Trump administration announces wide-ranging immigration guidelines

IMAGE: Nancy Wiechec

By Rhina Guidos

WASHINGTON (CNS) — In two memos published Feb.
20, the Department of Homeland Security outlined guidelines that White House
officials said would enhance enforcement of immigration laws inside the country
as well as prevent further unauthorized immigration into the U.S.

In a Feb. 21 news briefing, White House press
secretary Sean Spicer said the guidelines include hiring more border agents,
construction of a wall on the U.S.-Mexico border, and hiring more personnel to
“repatriate illegal immigrants swiftly.”

The memos by Department of Homeland Security
Secretary John F. Kelly also called for state and local agencies to
“assist in the enforcement of federal immigration law” and for hiring
“additional border patrol agents, as well as “500 Air and Marine
Agents/Officers.” The cost of implementing such programs, whether there’s
enough funding and how Congress will be involved, was not discussed.

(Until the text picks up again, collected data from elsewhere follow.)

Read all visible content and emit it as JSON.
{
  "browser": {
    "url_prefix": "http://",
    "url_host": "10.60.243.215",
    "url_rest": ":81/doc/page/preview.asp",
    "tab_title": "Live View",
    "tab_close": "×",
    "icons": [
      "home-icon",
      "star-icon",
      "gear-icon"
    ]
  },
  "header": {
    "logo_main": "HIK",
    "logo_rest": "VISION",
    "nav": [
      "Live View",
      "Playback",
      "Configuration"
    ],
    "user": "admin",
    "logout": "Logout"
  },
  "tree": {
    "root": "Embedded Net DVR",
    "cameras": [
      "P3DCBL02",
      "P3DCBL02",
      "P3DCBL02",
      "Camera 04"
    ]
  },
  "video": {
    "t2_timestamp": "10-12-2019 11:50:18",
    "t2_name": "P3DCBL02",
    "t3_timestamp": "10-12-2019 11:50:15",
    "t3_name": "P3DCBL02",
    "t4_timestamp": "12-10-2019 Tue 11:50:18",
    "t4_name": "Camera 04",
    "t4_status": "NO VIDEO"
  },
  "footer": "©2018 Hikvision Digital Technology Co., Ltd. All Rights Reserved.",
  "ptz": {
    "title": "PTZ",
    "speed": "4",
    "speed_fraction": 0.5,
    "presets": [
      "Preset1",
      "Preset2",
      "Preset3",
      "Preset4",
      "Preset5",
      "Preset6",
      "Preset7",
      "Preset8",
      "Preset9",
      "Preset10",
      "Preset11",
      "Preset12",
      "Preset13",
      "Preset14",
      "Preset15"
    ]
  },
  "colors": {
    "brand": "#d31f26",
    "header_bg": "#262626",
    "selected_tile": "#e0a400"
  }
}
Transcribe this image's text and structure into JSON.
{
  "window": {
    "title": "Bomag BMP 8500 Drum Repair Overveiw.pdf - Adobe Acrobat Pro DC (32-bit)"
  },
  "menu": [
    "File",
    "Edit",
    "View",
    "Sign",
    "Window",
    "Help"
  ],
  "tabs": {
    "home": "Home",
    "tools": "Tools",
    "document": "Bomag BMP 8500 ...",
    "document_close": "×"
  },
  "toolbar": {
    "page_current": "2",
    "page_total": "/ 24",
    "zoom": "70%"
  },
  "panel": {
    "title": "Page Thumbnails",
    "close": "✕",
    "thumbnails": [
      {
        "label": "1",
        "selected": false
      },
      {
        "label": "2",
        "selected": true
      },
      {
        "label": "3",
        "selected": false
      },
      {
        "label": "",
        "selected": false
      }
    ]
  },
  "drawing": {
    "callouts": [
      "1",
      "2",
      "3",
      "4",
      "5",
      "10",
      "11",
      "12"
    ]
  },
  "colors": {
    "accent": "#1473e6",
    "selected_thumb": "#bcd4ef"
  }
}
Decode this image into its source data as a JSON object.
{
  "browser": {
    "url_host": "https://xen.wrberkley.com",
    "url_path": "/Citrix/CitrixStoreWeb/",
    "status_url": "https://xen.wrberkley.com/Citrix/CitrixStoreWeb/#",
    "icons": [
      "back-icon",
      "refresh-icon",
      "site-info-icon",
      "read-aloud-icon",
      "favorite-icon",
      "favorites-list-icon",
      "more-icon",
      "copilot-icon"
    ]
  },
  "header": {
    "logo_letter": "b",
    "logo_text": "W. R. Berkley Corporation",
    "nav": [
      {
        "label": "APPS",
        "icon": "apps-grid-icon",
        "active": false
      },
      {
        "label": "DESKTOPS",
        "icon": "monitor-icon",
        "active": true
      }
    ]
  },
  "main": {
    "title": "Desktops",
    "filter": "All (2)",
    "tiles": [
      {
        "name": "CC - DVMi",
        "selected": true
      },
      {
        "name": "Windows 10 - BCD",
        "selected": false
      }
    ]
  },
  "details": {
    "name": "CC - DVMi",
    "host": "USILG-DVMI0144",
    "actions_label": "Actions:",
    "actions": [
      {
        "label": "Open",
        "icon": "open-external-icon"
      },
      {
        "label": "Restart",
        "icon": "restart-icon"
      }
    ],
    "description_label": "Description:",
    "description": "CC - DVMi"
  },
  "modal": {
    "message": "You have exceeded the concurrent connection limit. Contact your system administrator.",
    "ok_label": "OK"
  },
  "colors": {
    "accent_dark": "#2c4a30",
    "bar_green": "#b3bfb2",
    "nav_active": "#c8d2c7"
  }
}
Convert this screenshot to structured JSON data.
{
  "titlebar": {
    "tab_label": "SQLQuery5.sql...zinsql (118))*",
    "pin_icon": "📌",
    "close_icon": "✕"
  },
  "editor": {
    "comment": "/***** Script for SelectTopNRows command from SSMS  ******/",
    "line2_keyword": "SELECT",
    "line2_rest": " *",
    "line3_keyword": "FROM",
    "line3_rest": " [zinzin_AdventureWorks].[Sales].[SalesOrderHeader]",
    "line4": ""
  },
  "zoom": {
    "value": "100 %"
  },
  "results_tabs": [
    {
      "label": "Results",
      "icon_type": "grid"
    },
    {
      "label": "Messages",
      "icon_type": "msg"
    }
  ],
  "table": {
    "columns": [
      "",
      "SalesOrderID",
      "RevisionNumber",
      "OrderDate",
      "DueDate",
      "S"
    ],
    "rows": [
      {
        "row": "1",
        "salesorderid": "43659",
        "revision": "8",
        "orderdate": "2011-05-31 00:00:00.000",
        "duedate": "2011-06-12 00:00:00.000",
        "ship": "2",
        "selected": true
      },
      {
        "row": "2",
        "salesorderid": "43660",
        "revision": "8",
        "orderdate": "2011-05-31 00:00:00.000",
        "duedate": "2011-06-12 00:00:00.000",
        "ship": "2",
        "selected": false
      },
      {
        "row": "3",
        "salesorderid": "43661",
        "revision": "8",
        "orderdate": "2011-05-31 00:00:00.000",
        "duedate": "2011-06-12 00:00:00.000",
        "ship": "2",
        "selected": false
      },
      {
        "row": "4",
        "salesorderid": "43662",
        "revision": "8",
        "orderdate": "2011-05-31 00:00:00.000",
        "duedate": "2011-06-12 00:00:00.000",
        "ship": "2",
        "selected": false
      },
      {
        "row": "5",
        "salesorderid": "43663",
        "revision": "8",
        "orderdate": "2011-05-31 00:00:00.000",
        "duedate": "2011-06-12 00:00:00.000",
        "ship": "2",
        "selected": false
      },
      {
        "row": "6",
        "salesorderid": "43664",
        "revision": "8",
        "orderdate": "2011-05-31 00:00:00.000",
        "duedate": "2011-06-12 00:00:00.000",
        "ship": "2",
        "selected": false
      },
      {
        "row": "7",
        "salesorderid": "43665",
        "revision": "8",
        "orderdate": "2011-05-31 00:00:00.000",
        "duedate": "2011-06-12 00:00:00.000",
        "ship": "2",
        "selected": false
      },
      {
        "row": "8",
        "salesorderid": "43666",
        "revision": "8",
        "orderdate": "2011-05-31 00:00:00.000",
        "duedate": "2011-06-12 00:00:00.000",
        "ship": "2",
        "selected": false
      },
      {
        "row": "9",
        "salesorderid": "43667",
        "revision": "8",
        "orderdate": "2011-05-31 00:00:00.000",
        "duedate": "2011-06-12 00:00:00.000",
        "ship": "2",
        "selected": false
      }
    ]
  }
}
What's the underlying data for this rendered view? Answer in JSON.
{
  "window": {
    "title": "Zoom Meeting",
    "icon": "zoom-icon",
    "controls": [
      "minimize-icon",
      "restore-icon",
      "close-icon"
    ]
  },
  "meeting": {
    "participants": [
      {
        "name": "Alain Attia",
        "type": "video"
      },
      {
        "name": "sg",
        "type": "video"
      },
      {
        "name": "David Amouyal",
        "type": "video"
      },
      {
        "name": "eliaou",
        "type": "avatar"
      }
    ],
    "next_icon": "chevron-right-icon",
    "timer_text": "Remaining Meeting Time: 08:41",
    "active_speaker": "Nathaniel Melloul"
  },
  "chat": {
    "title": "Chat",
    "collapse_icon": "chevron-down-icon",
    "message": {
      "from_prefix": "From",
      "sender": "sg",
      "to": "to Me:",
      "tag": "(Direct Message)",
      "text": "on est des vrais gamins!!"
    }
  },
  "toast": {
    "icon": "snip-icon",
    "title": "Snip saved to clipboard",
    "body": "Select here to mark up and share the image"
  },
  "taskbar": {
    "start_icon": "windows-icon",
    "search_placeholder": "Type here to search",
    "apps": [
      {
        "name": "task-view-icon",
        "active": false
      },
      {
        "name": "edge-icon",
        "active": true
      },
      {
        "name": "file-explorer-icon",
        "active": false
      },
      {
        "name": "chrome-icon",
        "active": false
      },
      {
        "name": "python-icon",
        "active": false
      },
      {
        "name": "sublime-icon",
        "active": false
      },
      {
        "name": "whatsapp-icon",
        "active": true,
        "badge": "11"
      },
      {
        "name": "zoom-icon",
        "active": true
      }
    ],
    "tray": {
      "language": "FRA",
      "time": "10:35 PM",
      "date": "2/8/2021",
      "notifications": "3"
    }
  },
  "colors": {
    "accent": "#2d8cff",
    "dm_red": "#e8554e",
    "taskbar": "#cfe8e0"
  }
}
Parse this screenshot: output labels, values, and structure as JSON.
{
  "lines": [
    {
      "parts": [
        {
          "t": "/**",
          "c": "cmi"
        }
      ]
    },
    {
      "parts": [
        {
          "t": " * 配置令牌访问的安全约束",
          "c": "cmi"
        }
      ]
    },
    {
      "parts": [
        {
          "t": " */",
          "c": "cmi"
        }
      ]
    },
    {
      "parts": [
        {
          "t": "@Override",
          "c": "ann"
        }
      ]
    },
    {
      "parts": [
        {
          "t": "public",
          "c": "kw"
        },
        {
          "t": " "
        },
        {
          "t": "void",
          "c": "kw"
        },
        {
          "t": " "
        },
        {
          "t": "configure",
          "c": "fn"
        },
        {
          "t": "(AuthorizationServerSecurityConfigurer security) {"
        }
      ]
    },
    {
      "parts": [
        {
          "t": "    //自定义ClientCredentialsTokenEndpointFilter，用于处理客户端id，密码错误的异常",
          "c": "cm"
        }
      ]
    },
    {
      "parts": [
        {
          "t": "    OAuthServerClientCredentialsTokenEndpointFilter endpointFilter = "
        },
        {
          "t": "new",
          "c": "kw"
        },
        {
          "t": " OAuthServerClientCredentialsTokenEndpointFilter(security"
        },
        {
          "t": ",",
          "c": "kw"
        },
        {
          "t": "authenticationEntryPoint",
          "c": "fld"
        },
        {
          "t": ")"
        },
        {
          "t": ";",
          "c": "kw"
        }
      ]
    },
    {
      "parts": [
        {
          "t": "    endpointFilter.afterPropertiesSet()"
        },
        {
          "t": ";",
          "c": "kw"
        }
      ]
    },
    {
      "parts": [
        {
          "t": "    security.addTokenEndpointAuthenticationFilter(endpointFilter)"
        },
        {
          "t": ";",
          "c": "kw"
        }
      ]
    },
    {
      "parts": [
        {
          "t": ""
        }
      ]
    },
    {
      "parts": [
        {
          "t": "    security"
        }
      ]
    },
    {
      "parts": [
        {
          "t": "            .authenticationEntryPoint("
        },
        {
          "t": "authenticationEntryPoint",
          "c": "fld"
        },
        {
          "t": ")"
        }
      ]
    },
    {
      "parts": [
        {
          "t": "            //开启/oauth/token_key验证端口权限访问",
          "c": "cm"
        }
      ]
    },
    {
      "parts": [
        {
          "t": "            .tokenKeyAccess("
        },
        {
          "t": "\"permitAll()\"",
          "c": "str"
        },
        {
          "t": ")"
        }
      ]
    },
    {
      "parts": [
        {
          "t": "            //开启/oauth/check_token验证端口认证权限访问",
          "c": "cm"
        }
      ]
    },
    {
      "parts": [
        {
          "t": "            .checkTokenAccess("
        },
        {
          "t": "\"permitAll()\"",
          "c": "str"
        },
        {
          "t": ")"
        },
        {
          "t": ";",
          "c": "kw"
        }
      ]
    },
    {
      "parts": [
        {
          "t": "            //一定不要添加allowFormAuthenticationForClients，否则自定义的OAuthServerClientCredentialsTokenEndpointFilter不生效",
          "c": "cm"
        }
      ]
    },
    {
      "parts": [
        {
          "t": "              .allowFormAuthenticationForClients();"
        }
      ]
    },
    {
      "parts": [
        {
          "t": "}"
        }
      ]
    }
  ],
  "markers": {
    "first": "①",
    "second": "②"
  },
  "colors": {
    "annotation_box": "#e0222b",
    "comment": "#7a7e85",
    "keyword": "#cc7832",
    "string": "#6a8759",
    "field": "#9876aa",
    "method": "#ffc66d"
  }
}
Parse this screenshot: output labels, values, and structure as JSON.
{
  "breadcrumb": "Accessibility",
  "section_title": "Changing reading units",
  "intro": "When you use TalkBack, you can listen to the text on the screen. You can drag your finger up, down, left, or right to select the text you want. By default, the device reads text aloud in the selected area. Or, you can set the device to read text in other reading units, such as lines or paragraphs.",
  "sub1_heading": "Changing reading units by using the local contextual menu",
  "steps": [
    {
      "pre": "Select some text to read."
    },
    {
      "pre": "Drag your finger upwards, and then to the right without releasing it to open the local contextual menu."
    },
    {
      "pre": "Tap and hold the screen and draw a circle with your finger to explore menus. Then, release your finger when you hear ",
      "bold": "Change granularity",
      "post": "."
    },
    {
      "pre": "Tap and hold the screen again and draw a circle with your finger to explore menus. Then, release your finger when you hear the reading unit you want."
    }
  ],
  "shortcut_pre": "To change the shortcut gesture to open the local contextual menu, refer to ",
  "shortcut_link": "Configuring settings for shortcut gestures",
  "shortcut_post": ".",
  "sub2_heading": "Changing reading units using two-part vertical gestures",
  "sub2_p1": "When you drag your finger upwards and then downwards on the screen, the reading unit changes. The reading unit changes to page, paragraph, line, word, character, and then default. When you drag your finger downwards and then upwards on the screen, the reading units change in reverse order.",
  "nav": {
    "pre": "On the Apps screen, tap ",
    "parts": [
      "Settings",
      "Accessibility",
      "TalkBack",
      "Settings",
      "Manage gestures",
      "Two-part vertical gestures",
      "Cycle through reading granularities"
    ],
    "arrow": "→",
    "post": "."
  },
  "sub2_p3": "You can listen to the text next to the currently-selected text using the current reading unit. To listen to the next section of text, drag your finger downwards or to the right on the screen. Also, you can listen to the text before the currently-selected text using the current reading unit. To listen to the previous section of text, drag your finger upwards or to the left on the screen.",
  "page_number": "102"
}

While there have been two arrests under the new
administration involving recipients of Deferred Action for Childhood Arrivals
program, known as DACA, the policy was not mentioned in the new guidelines. The
program grants a reprieve from deportation and allows a work permit for those
who were brought as minors to the U.S. without legal permission.

In the news briefing, Spicer said the guidelines
were meant to prioritize for deportation anyone who was a criminal or posed a
threat in some form, but he also said “laws are laws” and that anyone
in the country who is here without permission is subject to removal at any

In a Feb. 23 statement, Bishop Joe S. Vasquez of
Austin, Texas, chairman of the U.S. bishops’ Committee on Migration, said that
while public safety is important, the memos detailing the new guidelines “contain
a number of provisions that, if implemented as written, will harm public safety
rather than enhance it.” Bishop Vasquez added that it will break down “the
trust that currently exists between many police departments and immigrant
communities, and sow great fear in those communities,” if local enforcement is
used to enforce federal immigration laws.

The memos also addressed the issue of
unaccompanied minors who cross the border, fleeing violence in their home
countries or seeking reunification with family in the U.S. They said that
“regardless of the desire of family reunification,” smuggling or
trafficking is “intolerable” and said “exploitation of that
policy led to abuses by many of the parents and legal guardians.”

Bishop Vasquez said the policies in the
memos “will needlessly separate families, upend peaceful communities, endanger
the lives and safety of the most vulnerable among us” and urged the Trump administration
to “reconsider the approach” expressed in the Feb. 20 memos but also “reconsider
the approach it has taken in a number of executive orders and actions issued
over the last month. Together, these have placed already vulnerable immigrants
among us in an even greater state of vulnerability.”

Department of Homeland Security workers, the
memo also said, should prioritize for deportation “removable aliens”
who “have abused any program related to receipt of public benefits.”

Reports from major outlets such as The New York
Times and The Washington Post said the administration in a conference call said
it was seeking to calm fears among immigrant communities by saying only those
who “pose a threat or have committed a crime” need to worry about
being priorities. But during the news briefing, when asked about a woman who
was deported despite having no major criminal convictions, Spicer said he
wouldn’t comment on specific cases.

After drafts of memos leaked out in mid-February
proposing use of the National Guard in immigration operations, The Associated
Press reported that the New Mexico’s Catholic bishops called the ideas in the
memos “a declaration of some form of war.” AP provided documents to
back up the claim but the White House denied it and the final guidelines made
no mention of the National Guard.

Catholic leaders have been urging dignity and
respect for migrants and have acknowledged the rampant fear among communities.

The Conference of Major Superiors of Men Feb. 21
issued a statement denouncing the recent arrest by immigration officials of six
men exiting a hypothermia shelter at Rising Hope Mission Church in Alexandria,
Virginia, saying it violated Immigration and Customs Enforcement policy
“not to conduct enforcement actions at or near ‘sensitive locations’ like
houses of worship.”

The conference said it invited “others to
join us in denouncing these deportation efforts that harm the ‘least of our
brothers and sisters.’ We especially denounce the irreverence, disrespect and
violation of sensitive locations, such as houses of worship and ministry which
belong to God and the erosion of our Constitutional right to be free from
religious oppression by our government.”